YUKOS officials say the company's financial performance, buoyed by skyrocketing oil prices, has not waned since Mr. Khodorkovsky was arrested. Last month, Yukos reported that its oil output rose 9.3 percent in the first quarter, compared with the corresponding period of 2003.
"I don't think there has been any material impact on the bottom line," Bruce Misamore, Yukos's chief financial officer, said of Mr. Khodorkovsky's absence. He added that Mr. Khodorkovsky's managerial talents were missed, but that Yukos had a "very strong remaining management team."
In January, Yukos reported net income of about $3.5 billion for the nine months ended Sept. 30, 2003, an increase of 71 percent from the period a year earlier. Since January, Yukos has not publicly posted earnings that conform with American accounting standards, prompting analysts in Moscow to question exactly how the company is deploying its ample resources - especially in light of its contention that its inability to make the $3.4 billion tax payment will force it into bankruptcy.
Yukos made dividend payments of about $2 billion to its investors last year, cash that went to major shareholders like Mr. Khodorkovsky. Yukos also recently paid a bank consortium an undisclosed portion of a $2.6 billion loan, about $1.6 billion of which was guaranteed by Group Menatep, an investment vehicle controlled by Mr. Khodorkovsky and other financiers.
Group Menatep owns about 44 percent of Yukos's shares, and the loan repayment, which tapped into cash that otherwise might have gone toward the disputed tax payments, benefited Mr. Khodorkovsky and other Yukos insiders.
"In the event that cash flows could not be properly accounted for, questions could arise as to whether or not Menatep was seeking to strip as much cash as possible from Yukos, an asset which it justifiably believes itself to be in immediate danger of losing," Eric Kraus, a financial analyst at Sovlink Securities, said in a June research report. "If so, the complex web of trading companies which still reportedly handles Yukos's oil sales would provide an ideal vehicle for diversion of cash flows."
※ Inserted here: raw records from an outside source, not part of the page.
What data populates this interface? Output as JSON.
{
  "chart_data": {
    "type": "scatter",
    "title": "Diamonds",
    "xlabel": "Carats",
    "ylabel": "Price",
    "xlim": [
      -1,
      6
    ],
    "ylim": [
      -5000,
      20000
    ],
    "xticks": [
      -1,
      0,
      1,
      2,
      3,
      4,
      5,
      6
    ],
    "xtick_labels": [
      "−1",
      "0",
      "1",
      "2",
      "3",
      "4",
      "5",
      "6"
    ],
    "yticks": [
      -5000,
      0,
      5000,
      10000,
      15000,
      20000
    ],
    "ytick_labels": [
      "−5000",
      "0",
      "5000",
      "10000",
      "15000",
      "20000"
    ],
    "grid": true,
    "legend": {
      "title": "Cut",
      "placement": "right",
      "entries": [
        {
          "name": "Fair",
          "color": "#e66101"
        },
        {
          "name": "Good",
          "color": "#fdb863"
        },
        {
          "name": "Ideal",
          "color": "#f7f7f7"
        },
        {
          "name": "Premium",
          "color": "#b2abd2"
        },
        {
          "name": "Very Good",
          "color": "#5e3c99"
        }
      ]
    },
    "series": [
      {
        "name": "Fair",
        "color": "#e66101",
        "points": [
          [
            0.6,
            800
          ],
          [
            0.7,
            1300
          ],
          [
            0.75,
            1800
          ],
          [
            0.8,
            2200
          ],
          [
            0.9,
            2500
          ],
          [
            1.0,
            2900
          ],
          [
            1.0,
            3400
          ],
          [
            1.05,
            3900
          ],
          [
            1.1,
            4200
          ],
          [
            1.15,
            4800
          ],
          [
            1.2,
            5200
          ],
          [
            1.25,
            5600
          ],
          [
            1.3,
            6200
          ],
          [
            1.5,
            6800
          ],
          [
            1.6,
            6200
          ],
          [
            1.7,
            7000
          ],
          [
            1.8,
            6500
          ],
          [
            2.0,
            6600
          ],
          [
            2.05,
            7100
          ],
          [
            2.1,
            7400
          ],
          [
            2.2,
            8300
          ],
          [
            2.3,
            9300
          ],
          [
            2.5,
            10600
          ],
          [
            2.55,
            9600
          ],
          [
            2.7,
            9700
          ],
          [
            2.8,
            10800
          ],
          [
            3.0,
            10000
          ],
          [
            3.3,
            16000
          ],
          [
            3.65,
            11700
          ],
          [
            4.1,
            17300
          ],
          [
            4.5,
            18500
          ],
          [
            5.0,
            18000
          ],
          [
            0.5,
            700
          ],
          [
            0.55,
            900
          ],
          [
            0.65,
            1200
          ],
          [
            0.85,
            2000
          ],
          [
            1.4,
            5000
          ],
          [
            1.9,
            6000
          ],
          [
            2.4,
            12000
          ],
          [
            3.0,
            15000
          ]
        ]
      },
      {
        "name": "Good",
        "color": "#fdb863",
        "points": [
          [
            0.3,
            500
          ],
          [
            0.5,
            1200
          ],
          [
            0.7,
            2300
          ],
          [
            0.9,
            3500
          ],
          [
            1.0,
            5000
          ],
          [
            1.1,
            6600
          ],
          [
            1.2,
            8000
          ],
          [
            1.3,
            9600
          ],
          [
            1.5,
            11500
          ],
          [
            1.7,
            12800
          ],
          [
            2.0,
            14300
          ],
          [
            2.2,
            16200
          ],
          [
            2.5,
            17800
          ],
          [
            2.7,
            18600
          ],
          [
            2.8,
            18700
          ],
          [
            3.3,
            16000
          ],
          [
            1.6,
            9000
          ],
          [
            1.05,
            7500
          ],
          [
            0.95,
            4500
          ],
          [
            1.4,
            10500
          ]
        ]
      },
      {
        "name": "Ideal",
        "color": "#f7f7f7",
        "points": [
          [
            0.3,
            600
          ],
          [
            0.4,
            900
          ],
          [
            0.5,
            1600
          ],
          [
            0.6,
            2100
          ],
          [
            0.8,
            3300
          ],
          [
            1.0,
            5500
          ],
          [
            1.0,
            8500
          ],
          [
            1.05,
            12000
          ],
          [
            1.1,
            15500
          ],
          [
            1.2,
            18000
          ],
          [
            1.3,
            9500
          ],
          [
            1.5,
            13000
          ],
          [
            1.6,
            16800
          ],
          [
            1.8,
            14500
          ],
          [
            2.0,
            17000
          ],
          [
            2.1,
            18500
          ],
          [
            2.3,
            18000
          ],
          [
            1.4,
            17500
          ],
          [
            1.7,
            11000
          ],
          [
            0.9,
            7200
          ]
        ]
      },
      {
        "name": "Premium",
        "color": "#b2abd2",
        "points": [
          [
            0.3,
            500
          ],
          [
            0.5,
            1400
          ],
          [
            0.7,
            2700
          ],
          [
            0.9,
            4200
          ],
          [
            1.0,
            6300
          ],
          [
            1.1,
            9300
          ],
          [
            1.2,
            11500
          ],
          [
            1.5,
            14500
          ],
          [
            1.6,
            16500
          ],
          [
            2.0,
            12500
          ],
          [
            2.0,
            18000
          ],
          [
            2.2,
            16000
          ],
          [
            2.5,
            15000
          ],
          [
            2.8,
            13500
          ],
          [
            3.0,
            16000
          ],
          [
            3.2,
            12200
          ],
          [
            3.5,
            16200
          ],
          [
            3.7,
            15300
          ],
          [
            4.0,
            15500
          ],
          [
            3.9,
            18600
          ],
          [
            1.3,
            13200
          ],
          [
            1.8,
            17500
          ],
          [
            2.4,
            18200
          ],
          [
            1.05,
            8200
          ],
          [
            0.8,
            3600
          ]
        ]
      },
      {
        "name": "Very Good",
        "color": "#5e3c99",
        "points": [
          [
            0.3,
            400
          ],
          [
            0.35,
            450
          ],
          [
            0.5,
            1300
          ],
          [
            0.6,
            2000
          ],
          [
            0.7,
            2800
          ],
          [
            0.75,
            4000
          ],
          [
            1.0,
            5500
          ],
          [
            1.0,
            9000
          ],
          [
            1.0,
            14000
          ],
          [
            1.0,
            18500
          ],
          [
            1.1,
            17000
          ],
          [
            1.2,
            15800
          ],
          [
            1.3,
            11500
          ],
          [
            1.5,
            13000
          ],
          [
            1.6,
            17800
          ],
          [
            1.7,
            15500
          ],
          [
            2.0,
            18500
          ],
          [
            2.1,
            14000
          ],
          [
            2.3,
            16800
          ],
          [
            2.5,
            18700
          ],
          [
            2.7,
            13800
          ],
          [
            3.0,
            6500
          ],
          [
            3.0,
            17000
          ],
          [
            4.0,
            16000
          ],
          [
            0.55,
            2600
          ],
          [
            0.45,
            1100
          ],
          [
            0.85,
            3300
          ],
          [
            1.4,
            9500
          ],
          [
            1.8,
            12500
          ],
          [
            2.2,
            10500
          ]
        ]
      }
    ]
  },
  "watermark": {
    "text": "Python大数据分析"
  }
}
MR. MISAMORE disputed that any cash was being drained from Yukos, describing it as "absolutely false" speculation. Although he declined to provide details of the loan repayments to Group Menatep, he said Yukos had about $1 billion in cash reserves. He said Yukos could meet the tax payment if the government allowed it to sell some assets. But if Mr. Putin stays true to his word that he does not wish to see Yukos bankrupt, then the Russian government may wind up with a large stake in Yukos.
James Fenkner, research director at Troika Dialog, a brokerage firm in Moscow, said that the Russian government controls only about 5 percent of the country's oil concerns. By comparison, he said, oil assets in OPEC countries are completely state-owned, as are oil interests in Mexico.
Such a small government presence in the oil industry makes Russia the exception among emerging-market economies, he said.
"This all goes back to Anatoly Chubais and the need to privatize everything immediately," Mr. Fenkner said. "There was an incredible concentration of wealth in a very short period of time in a society that regards itself as egalitarian. The quick-and-dirty method of privatization has had its negative ramifications."
For Mr. Khodorkovsky, who raked in riches faster than anyone else, that has meant trading his executive suite for a cage in court.